Personal information
- Born: 29 June 2007 (age 19)

Sport
- Sport: Athletics
- Event: Decathlon

Medal record
Men's athletics
Representing SWE
World U20 Championships
| Gold medal – first place | 2026 Eugene | Decathlon |
European U18 Championships
| Silver medal – second place | 2024 Banska Bystrica | Decathlon |

= Liam Belo da Silva =

Swedish athlete (born 2007)

Liam Belo da Silva (born 29 June 2007) is a Swedish multi-event athlete. He won the gold medal in decathlon at the 2026 World U20 Championships.

==Biography==
A member of IFK Växjö, as a 16 year-old he won the Swedish indoor age-group championship in the heptathlon.

With a total of 7318 points he was the decathlon silver medalist at the 2024 European Athletics U18 Championships in Slovakia. At the 2025 European Athletics U20 Championships in Tampere, he placed fifth overall in decathlon with a total of 7632 points.

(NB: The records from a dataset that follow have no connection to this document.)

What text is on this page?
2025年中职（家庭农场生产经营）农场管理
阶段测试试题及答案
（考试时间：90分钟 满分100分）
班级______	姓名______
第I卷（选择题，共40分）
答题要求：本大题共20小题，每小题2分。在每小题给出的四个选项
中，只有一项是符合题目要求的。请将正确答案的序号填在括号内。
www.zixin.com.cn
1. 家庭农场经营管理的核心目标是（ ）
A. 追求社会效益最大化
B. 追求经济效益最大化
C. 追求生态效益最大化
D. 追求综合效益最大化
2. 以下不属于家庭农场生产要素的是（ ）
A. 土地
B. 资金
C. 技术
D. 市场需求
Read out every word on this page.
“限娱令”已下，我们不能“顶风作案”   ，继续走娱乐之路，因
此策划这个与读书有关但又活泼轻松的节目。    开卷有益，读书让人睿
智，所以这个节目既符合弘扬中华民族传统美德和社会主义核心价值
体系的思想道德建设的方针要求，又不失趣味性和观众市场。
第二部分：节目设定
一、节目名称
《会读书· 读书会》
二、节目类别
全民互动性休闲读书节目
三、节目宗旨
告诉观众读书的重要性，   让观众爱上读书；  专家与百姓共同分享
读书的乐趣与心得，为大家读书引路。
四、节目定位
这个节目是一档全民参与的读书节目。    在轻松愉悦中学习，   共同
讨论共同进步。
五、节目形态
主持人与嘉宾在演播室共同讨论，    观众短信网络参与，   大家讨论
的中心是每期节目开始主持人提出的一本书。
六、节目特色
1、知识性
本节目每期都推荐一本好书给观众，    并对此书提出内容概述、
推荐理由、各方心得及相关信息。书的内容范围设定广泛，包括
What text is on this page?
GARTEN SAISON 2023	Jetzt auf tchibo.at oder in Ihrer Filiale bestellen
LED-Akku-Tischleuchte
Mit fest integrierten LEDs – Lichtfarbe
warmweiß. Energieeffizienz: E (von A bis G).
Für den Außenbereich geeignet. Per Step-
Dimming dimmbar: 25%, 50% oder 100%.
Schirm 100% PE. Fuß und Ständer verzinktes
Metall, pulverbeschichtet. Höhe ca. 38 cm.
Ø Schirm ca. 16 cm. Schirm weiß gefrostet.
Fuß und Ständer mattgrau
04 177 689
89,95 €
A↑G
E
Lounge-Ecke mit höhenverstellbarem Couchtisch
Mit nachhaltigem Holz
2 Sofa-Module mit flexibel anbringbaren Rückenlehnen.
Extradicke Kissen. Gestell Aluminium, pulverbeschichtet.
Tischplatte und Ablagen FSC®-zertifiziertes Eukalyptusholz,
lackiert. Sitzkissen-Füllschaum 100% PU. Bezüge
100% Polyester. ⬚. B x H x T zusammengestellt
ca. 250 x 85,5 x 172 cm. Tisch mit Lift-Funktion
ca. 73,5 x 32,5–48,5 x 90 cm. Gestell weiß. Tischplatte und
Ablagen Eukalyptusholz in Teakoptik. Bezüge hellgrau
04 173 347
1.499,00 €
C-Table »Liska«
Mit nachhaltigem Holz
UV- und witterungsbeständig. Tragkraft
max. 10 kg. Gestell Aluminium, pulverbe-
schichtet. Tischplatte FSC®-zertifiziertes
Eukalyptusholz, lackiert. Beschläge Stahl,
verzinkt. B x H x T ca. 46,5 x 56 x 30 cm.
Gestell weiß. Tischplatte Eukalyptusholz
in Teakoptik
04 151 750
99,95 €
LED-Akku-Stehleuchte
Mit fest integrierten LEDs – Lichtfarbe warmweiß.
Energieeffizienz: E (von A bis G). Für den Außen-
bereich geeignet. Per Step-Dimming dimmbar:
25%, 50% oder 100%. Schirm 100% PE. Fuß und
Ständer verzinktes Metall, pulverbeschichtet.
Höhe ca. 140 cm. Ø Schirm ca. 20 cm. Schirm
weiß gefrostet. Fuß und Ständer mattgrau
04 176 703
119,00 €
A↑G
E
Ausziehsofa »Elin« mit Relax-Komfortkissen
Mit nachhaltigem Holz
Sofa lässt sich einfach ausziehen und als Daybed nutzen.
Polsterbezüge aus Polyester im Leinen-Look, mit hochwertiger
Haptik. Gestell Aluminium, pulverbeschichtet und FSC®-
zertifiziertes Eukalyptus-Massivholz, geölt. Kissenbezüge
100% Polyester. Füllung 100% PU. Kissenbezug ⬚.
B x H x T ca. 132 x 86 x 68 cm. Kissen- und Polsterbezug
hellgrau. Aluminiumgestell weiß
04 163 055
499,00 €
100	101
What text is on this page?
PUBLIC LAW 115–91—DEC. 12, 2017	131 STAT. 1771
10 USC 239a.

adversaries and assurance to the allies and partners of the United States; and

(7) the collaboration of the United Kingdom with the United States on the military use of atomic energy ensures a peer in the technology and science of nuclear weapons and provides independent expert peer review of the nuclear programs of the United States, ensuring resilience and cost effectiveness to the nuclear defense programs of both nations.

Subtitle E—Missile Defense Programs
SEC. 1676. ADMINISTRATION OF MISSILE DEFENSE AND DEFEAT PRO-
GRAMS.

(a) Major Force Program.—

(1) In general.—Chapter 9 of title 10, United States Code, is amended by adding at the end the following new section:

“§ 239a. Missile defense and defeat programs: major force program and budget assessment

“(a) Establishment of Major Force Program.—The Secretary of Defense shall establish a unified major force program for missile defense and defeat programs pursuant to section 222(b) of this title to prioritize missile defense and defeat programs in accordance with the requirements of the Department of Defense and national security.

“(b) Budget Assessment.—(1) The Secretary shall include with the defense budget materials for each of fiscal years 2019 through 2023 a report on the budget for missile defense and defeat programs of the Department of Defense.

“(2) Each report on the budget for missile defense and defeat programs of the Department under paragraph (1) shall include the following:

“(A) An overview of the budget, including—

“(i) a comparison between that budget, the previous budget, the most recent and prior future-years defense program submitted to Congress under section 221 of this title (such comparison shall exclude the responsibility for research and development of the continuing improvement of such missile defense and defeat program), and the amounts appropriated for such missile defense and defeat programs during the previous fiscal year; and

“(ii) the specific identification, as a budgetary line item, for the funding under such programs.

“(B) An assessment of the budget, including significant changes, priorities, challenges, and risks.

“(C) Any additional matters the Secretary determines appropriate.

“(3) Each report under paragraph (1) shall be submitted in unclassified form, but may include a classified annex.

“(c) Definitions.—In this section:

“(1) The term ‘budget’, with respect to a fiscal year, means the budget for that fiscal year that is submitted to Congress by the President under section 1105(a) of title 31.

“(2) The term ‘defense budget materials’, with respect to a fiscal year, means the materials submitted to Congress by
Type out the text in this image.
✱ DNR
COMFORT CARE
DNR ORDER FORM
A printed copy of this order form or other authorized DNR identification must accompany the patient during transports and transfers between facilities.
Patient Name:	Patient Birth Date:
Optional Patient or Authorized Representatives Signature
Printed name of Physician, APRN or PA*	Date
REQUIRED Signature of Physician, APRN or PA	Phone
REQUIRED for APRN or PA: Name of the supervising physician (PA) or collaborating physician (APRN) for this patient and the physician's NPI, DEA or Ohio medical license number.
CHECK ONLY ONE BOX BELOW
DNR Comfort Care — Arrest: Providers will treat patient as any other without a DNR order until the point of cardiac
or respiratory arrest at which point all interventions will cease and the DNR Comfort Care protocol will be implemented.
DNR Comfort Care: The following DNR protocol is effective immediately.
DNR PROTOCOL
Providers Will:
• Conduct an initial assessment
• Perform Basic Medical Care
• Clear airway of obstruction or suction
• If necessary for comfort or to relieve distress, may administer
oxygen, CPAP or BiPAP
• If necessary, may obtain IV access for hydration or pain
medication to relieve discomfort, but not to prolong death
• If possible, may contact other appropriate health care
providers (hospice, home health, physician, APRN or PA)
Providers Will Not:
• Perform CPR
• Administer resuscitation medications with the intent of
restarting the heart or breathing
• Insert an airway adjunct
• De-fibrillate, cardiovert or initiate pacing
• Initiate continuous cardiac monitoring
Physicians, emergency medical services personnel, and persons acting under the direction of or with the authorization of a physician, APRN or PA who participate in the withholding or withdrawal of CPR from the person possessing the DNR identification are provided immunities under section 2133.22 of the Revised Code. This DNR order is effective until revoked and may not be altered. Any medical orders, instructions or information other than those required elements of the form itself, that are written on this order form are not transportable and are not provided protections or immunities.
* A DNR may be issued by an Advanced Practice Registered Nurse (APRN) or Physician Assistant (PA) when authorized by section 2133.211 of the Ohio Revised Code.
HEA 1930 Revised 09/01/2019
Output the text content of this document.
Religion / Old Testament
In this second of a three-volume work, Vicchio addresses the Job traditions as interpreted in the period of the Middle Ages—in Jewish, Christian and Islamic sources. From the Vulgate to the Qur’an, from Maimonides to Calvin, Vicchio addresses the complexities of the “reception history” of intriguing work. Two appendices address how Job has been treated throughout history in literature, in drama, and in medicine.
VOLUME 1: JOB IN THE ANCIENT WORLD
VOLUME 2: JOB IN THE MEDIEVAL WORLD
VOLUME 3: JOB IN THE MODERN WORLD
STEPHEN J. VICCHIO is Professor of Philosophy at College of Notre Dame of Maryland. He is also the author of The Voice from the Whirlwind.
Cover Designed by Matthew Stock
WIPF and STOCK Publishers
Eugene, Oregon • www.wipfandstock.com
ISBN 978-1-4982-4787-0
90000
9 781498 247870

Competing indoors in March 2026, he won the Swedish U20 indoor long jump title and placed second in the high jump at the senior Swedish Indoor Athletics Championships. He set a new personal best with a best tally of 7981 points record while winning the 2026 Nordic Championship Combined Events in Jessheim in June. With the tally, he was the world leader at U20 level heading into the decathlon at the 2026 World Athletics U20 Championships in Eugene, United States. At the championships, he trailed Mael-Bephassou Lannurien of France by 99 points, 4258 points to 4159, after the first day of competition. After the second day of competition, Belo da Silva had broken 8000 points for the first time to win the decathlon gold medal with a national U20 record tally of 8112 points. He was nominated for European Athletics Men’s Rising Star for 2026.